Lakoff's 1987 work, Women, Fire, and Dangerous Things, answered some of these criticisms before they were even made: he explores the effects of cognitive metaphors (both culturally specific and human-universal) on the grammar per se of several languages, and the evidence of the limitations of the classical logical-positivist or Anglo-American School philosophical concept of the category usually used to explain or describe the scientific method. Lakoff's reliance on empirical scientific evidence, i.e. specifically falsifiable predictions, in the 1987 work and in Philosophy in the Flesh (1999) suggests that the cognitive-metaphor position has no objections to the scientific method, but instead considers the scientific method a finely developed reasoning system used to discover phenomena which are subsequently understood in terms of new conceptual metaphors (such as the metaphor of fluid motion for conducted electricity, which is described in terms of "current" "flowing" against "impedance," or the gravitational metaphor for static-electric phenomena, or the "planetary orbit" model of the atomic nucleus and electrons, as used by Niels Bohr).
Further, partly in response to such criticisms, Lakoff and Rafael E. Núñez, in 2000, proposed a cognitive science of mathematics that would explain mathematics as a consequence of, not an alternative to, the human reliance on conceptual metaphor to understand abstraction in terms of basic experiential concretes.
"The most recent linguistic approach to literature is that of cognitive metaphor, which claims that metaphor is not a mode of language, but a mode of thought. Metaphors project structures from source domains of schematized bodily or enculturated experience into abstract target domains. We conceive the abstract idea of life in terms of our experiences of a journey, a year, or a day. We do not understand Robert Frost's "Stopping by Woods on a Snowy Evening" to be about a horse-and-wagon journey but about life. We understand Emily Dickinson's "Because I could not stop for Death" as a poem about the end of the human life span, not a trip in a carriage. This work is redefining the critical notion of imagery. Perhaps for this reason, cognitive metaphor has significant promise for some kind of rapprochement between linguistics and literary study."[3]
Teaching thinking by analogy (metaphor) is one of the main themes of The Private Eye Project.
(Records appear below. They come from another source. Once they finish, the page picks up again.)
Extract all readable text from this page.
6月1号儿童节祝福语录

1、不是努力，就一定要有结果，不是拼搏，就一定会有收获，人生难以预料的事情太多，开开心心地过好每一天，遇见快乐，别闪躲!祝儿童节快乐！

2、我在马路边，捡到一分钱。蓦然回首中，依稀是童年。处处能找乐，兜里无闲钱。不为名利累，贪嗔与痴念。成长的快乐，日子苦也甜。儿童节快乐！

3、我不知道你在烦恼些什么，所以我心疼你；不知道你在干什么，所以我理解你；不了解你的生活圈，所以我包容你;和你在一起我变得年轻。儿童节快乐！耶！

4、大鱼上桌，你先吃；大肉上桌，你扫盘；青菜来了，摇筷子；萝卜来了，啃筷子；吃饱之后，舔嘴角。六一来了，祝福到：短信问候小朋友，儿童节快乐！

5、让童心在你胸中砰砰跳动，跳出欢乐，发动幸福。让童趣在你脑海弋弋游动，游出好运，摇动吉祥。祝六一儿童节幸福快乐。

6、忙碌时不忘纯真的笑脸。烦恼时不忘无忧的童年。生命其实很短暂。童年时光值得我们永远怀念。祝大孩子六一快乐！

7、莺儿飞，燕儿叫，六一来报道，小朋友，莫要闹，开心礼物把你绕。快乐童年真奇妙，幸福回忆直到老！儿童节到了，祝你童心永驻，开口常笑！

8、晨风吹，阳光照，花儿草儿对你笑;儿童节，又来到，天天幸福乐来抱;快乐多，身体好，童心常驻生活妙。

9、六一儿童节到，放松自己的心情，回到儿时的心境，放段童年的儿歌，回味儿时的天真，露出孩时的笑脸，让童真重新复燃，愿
There is some evidence that an understanding of underlying conceptual metaphors can aid the retention of vocabulary for people learning a foreign language[4]. To improve learners' awareness of conceptual metaphor, one monolingual learner's dictionary, the Macmillan English Dictionary has introduced 50 or so 'metaphor boxes'[1] covering the most salient Lakoffian metaphors in English[5][6]. For example, the dictionary entry for conversation includes a box with the heading: 'A conversation is like a journey, with the speakers going from one place to another', followed by vocabulary items (words and phrases) which embody this metaphorical schema[2]. Language teaching experts are beginning to explore the relevance of conceptual metaphor to how learners learn and what teachers do in the classroom[7].